O problema aqui não é a causa, mas a forma. Projetos assim nascem não da escuta técnica ou do estudo aprofundado, mas do desejo de marcar presença nas estatísticas eleitoreiras. É o “legislar para inglês ver”, movido por pressão de minorias barulhentas, ideologia superficial ou, muitas vezes, pura falta do que fazer.

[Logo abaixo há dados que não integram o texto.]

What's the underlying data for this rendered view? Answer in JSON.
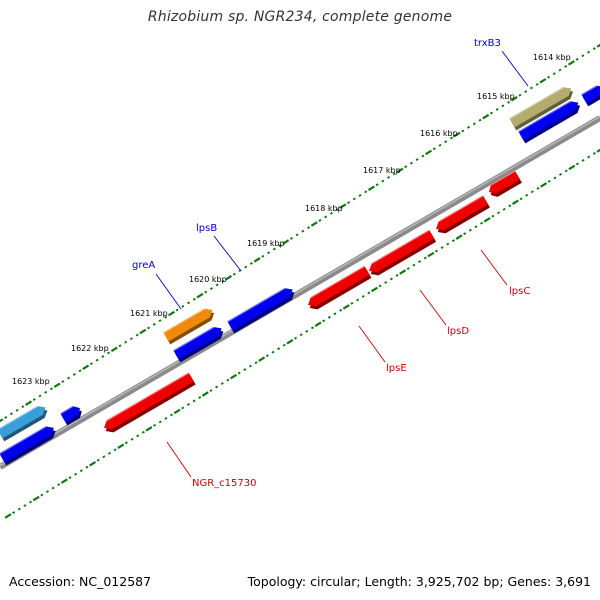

O Brasil precisa de um Legislativo que estude antes de propor, que ouça antes de aprovar e que compreenda que boas intenções, sem técnica, geram distorções, não inclusão. Aprovar leis inexequíveis não é só improdutivo, é um desserviço à cidadania e à própria democracia, porque criam obstáculos, não soluções. E tornam a política menos respeitada, quando deveria ser exatamente o contrário.